To summarize, a typical training workflow (from a checkpoint-focused perspective), consists of the following steps:

*   Identify the latest checkpoint, if any.
*   If no latest checkpoint is found:
  * Restore from the source checkpoint if provided, or,
  * Initialize the model from scratch.
*   If a latest checkpoint is found, restore it, and resume training from the latest step.



## What's Next? TODO(b/409381706): Provide links to other pages.

So far, we have seen some simple and common patterns of Orbax usage. This represents just the tip of the checkpointing iceberg. We encourage the reader to explore additional topics.

PyTrees of arrays are a fundamental representation of ML models in JAX. **Working with PyTrees** examines PyTree checkpointing in greater detail, showing how to reshard, cast, and manipulate other array properties. It also demonstrates multiple mechanisms for partially restoring a PyTree. Further advanced options for saving and restoring PyTrees and arrays are also shown.

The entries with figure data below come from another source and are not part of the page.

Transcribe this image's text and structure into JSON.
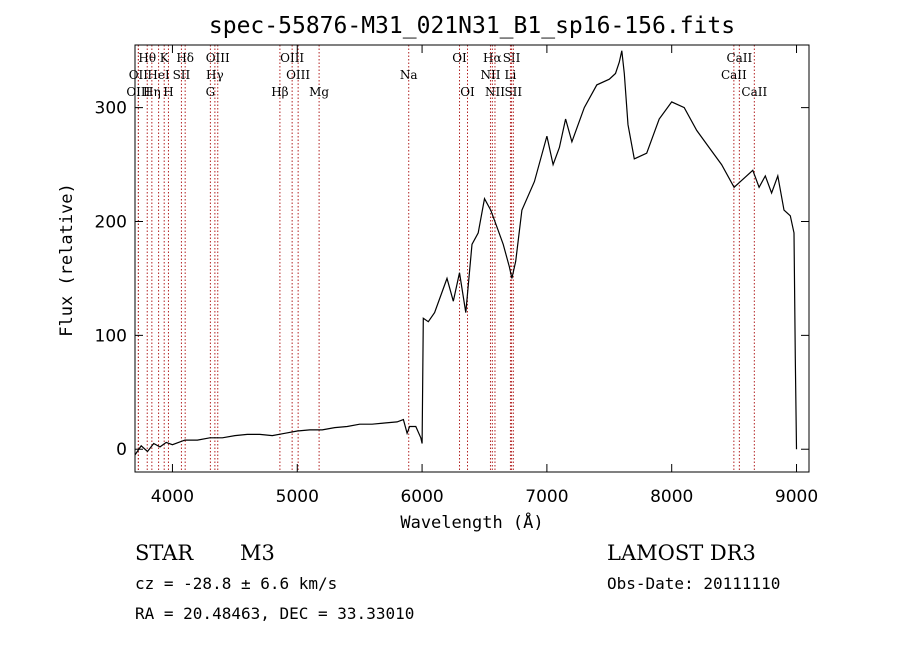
{
  "chart_data": {
    "type": "line",
    "title": "spec-55876-M31_021N31_B1_sp16-156.fits",
    "xlabel": "Wavelength (Å)",
    "ylabel": "Flux (relative)",
    "xlim": [
      3700,
      9100
    ],
    "ylim": [
      -20,
      355
    ],
    "xticks": [
      4000,
      5000,
      6000,
      7000,
      8000,
      9000
    ],
    "yticks": [
      0,
      100,
      200,
      300
    ],
    "line_color": "#000000",
    "marker_color": "#b22222",
    "series": [
      {
        "name": "flux",
        "x": [
          3700,
          3750,
          3800,
          3850,
          3900,
          3950,
          4000,
          4100,
          4200,
          4300,
          4400,
          4500,
          4600,
          4700,
          4800,
          4900,
          5000,
          5100,
          5200,
          5300,
          5400,
          5500,
          5600,
          5700,
          5800,
          5850,
          5880,
          5900,
          5950,
          5990,
          6000,
          6010,
          6050,
          6100,
          6150,
          6200,
          6250,
          6300,
          6350,
          6400,
          6450,
          6500,
          6550,
          6600,
          6650,
          6700,
          6720,
          6750,
          6800,
          6900,
          7000,
          7050,
          7100,
          7150,
          7200,
          7300,
          7400,
          7500,
          7550,
          7580,
          7600,
          7620,
          7650,
          7700,
          7800,
          7900,
          8000,
          8100,
          8200,
          8300,
          8400,
          8500,
          8550,
          8600,
          8650,
          8700,
          8750,
          8800,
          8850,
          8900,
          8950,
          8980,
          8990,
          9000
        ],
        "y": [
          -5,
          3,
          -2,
          5,
          2,
          6,
          4,
          8,
          8,
          10,
          10,
          12,
          13,
          13,
          12,
          14,
          16,
          17,
          17,
          19,
          20,
          22,
          22,
          23,
          24,
          26,
          14,
          20,
          20,
          10,
          5,
          115,
          112,
          120,
          135,
          150,
          130,
          155,
          120,
          180,
          190,
          220,
          210,
          195,
          180,
          160,
          150,
          165,
          210,
          235,
          275,
          250,
          265,
          290,
          270,
          300,
          320,
          325,
          330,
          340,
          350,
          330,
          285,
          255,
          260,
          290,
          305,
          300,
          280,
          265,
          250,
          230,
          235,
          240,
          245,
          230,
          240,
          225,
          240,
          210,
          205,
          190,
          80,
          0
        ]
      }
    ],
    "line_markers": [
      {
        "label": "Hθ",
        "x": 3798,
        "row": 1
      },
      {
        "label": "OII",
        "x": 3727,
        "row": 2
      },
      {
        "label": "OIII",
        "x": 3727,
        "row": 3
      },
      {
        "label": "HeI",
        "x": 3889,
        "row": 2
      },
      {
        "label": "Hη",
        "x": 3835,
        "row": 3
      },
      {
        "label": "K",
        "x": 3934,
        "row": 1
      },
      {
        "label": "H",
        "x": 3968,
        "row": 3
      },
      {
        "label": "SII",
        "x": 4072,
        "row": 2
      },
      {
        "label": "Hδ",
        "x": 4102,
        "row": 1
      },
      {
        "label": "OIII",
        "x": 4363,
        "row": 1
      },
      {
        "label": "Hγ",
        "x": 4340,
        "row": 2
      },
      {
        "label": "G",
        "x": 4304,
        "row": 3
      },
      {
        "label": "Hβ",
        "x": 4861,
        "row": 3
      },
      {
        "label": "OIII",
        "x": 4959,
        "row": 1
      },
      {
        "label": "OIII",
        "x": 5007,
        "row": 2
      },
      {
        "label": "Mg",
        "x": 5175,
        "row": 3
      },
      {
        "label": "Na",
        "x": 5893,
        "row": 2
      },
      {
        "label": "OI",
        "x": 6300,
        "row": 1
      },
      {
        "label": "OI",
        "x": 6364,
        "row": 3
      },
      {
        "label": "Hα",
        "x": 6563,
        "row": 1
      },
      {
        "label": "NII",
        "x": 6548,
        "row": 2
      },
      {
        "label": "NII",
        "x": 6584,
        "row": 3
      },
      {
        "label": "SII",
        "x": 6717,
        "row": 1
      },
      {
        "label": "Li",
        "x": 6708,
        "row": 2
      },
      {
        "label": "SII",
        "x": 6731,
        "row": 3
      },
      {
        "label": "CaII",
        "x": 8542,
        "row": 1
      },
      {
        "label": "CaII",
        "x": 8498,
        "row": 2
      },
      {
        "label": "CaII",
        "x": 8662,
        "row": 3
      }
    ]
  },
  "footer": {
    "object_class": "STAR",
    "subclass": "M3",
    "survey": "LAMOST DR3",
    "redshift": "cz = -28.8 ± 6.6 km/s",
    "obs_date": "Obs-Date: 20111110",
    "coords": "RA =  20.48463, DEC =  33.33010"
  }
}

Compute efficiency is crucial for training ML models. **Async checkpointing** shows how to save and load in a background thread, minimizing the performance impact of checkpointing on the training job.

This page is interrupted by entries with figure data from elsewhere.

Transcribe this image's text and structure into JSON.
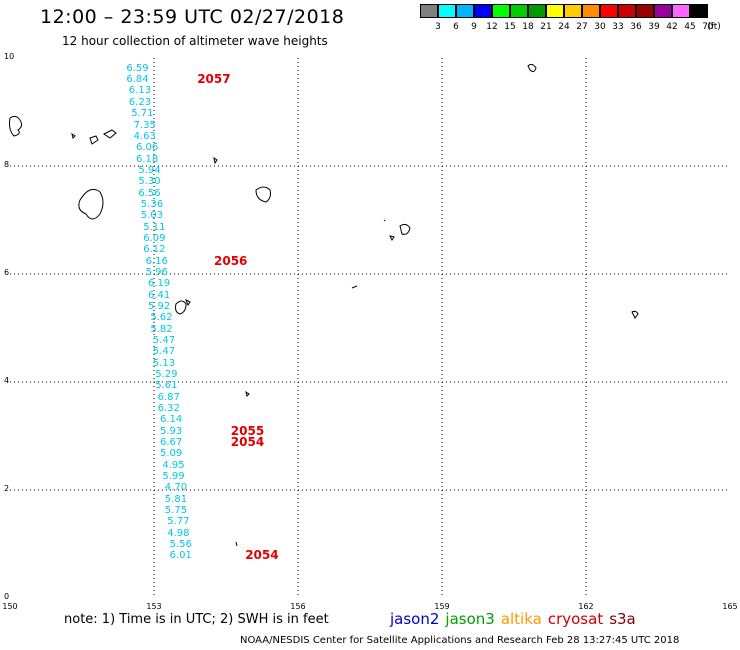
{
  "header": {
    "title": "12:00 – 23:59 UTC 02/27/2018",
    "subtitle": "12 hour collection of altimeter wave heights"
  },
  "colorbar": {
    "unit": "(ft)",
    "swatches": [
      {
        "label": "3",
        "color": "#808080"
      },
      {
        "label": "6",
        "color": "#00ffff"
      },
      {
        "label": "9",
        "color": "#00b4ff"
      },
      {
        "label": "12",
        "color": "#0000ff"
      },
      {
        "label": "15",
        "color": "#00ff00"
      },
      {
        "label": "18",
        "color": "#00cc00"
      },
      {
        "label": "21",
        "color": "#009900"
      },
      {
        "label": "24",
        "color": "#ffff00"
      },
      {
        "label": "27",
        "color": "#ffcc00"
      },
      {
        "label": "30",
        "color": "#ff8c00"
      },
      {
        "label": "33",
        "color": "#ff0000"
      },
      {
        "label": "36",
        "color": "#cc0000"
      },
      {
        "label": "39",
        "color": "#990000"
      },
      {
        "label": "42",
        "color": "#990099"
      },
      {
        "label": "45",
        "color": "#ff66ff"
      },
      {
        "label": "70",
        "color": "#000000"
      }
    ]
  },
  "axes": {
    "x_ticks": [
      "150",
      "153",
      "156",
      "159",
      "162",
      "165"
    ],
    "y_ticks": [
      "0",
      "2",
      "4",
      "6",
      "8",
      "10"
    ],
    "lon_range": [
      150,
      165
    ],
    "lat_range": [
      0,
      10
    ],
    "grid": true
  },
  "track_color": "#00c8e6",
  "measurements": [
    {
      "value": "6.59",
      "lon": 153.05,
      "lat": 9.8
    },
    {
      "value": "6.84",
      "lon": 153.05,
      "lat": 9.59
    },
    {
      "value": "6.13",
      "lon": 153.1,
      "lat": 9.38
    },
    {
      "value": "6.23",
      "lon": 153.1,
      "lat": 9.17
    },
    {
      "value": "5.71",
      "lon": 153.15,
      "lat": 8.96
    },
    {
      "value": "7.35",
      "lon": 153.2,
      "lat": 8.75
    },
    {
      "value": "4.63",
      "lon": 153.2,
      "lat": 8.54
    },
    {
      "value": "6.06",
      "lon": 153.25,
      "lat": 8.33
    },
    {
      "value": "6.18",
      "lon": 153.25,
      "lat": 8.12
    },
    {
      "value": "5.94",
      "lon": 153.3,
      "lat": 7.91
    },
    {
      "value": "5.30",
      "lon": 153.3,
      "lat": 7.7
    },
    {
      "value": "6.56",
      "lon": 153.3,
      "lat": 7.49
    },
    {
      "value": "5.36",
      "lon": 153.35,
      "lat": 7.28
    },
    {
      "value": "5.03",
      "lon": 153.35,
      "lat": 7.07
    },
    {
      "value": "5.11",
      "lon": 153.4,
      "lat": 6.86
    },
    {
      "value": "6.09",
      "lon": 153.4,
      "lat": 6.65
    },
    {
      "value": "6.12",
      "lon": 153.4,
      "lat": 6.44
    },
    {
      "value": "6.16",
      "lon": 153.45,
      "lat": 6.23
    },
    {
      "value": "5.96",
      "lon": 153.45,
      "lat": 6.02
    },
    {
      "value": "6.19",
      "lon": 153.5,
      "lat": 5.81
    },
    {
      "value": "6.41",
      "lon": 153.5,
      "lat": 5.6
    },
    {
      "value": "5.92",
      "lon": 153.5,
      "lat": 5.39
    },
    {
      "value": "5.62",
      "lon": 153.55,
      "lat": 5.18
    },
    {
      "value": "5.82",
      "lon": 153.55,
      "lat": 4.97
    },
    {
      "value": "5.47",
      "lon": 153.6,
      "lat": 4.76
    },
    {
      "value": "5.47",
      "lon": 153.6,
      "lat": 4.55
    },
    {
      "value": "5.13",
      "lon": 153.6,
      "lat": 4.34
    },
    {
      "value": "5.29",
      "lon": 153.65,
      "lat": 4.13
    },
    {
      "value": "5.61",
      "lon": 153.65,
      "lat": 3.92
    },
    {
      "value": "6.87",
      "lon": 153.7,
      "lat": 3.71
    },
    {
      "value": "6.32",
      "lon": 153.7,
      "lat": 3.5
    },
    {
      "value": "6.14",
      "lon": 153.75,
      "lat": 3.29
    },
    {
      "value": "5.93",
      "lon": 153.75,
      "lat": 3.08
    },
    {
      "value": "6.67",
      "lon": 153.75,
      "lat": 2.87
    },
    {
      "value": "5.09",
      "lon": 153.75,
      "lat": 2.66
    },
    {
      "value": "4.95",
      "lon": 153.8,
      "lat": 2.45
    },
    {
      "value": "5.99",
      "lon": 153.8,
      "lat": 2.24
    },
    {
      "value": "4.70",
      "lon": 153.85,
      "lat": 2.03
    },
    {
      "value": "5.81",
      "lon": 153.85,
      "lat": 1.82
    },
    {
      "value": "5.75",
      "lon": 153.85,
      "lat": 1.61
    },
    {
      "value": "5.77",
      "lon": 153.9,
      "lat": 1.4
    },
    {
      "value": "4.98",
      "lon": 153.9,
      "lat": 1.19
    },
    {
      "value": "5.56",
      "lon": 153.95,
      "lat": 0.98
    },
    {
      "value": "6.01",
      "lon": 153.95,
      "lat": 0.77
    }
  ],
  "passes": [
    {
      "label": "2057",
      "lon": 153.9,
      "lat": 9.61
    },
    {
      "label": "2056",
      "lon": 154.25,
      "lat": 6.25
    },
    {
      "label": "2055",
      "lon": 154.6,
      "lat": 3.1
    },
    {
      "label": "2054",
      "lon": 154.6,
      "lat": 2.88
    },
    {
      "label": "2054",
      "lon": 154.9,
      "lat": 0.79
    }
  ],
  "note": "note:  1) Time is in UTC;  2) SWH is in feet",
  "legend": [
    {
      "label": "jason2",
      "color": "#0000cc"
    },
    {
      "label": "jason3",
      "color": "#00a000"
    },
    {
      "label": "altika",
      "color": "#ff9900"
    },
    {
      "label": "cryosat",
      "color": "#cc0000"
    },
    {
      "label": "s3a",
      "color": "#800000"
    }
  ],
  "credit": "NOAA/NESDIS Center for Satellite Applications and Research    Feb 28 13:27:45 UTC 2018"
}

PyTrees of arrays are not the only type of object that needs to be checkpointed. Orbax introduces the concept of a **Checkpointable** to represent other objects, like dataset iterators or special metadata, that must be saved alongside the main model. Further mechanisms for advanced support for user-customized objects are also shown.

The step-based training loop is a common concept across many ML workflows. We expand on the **training module** provided by Orbax, which offers `Checkpointer` as the primary entry point.

Interacting directly with the **file format** of the checkpoint on disk is useful in a variety of circumstances. We provide details on the file format, contributing to a deeper grasp of Orbax concepts, debugging strategies, and advanced options.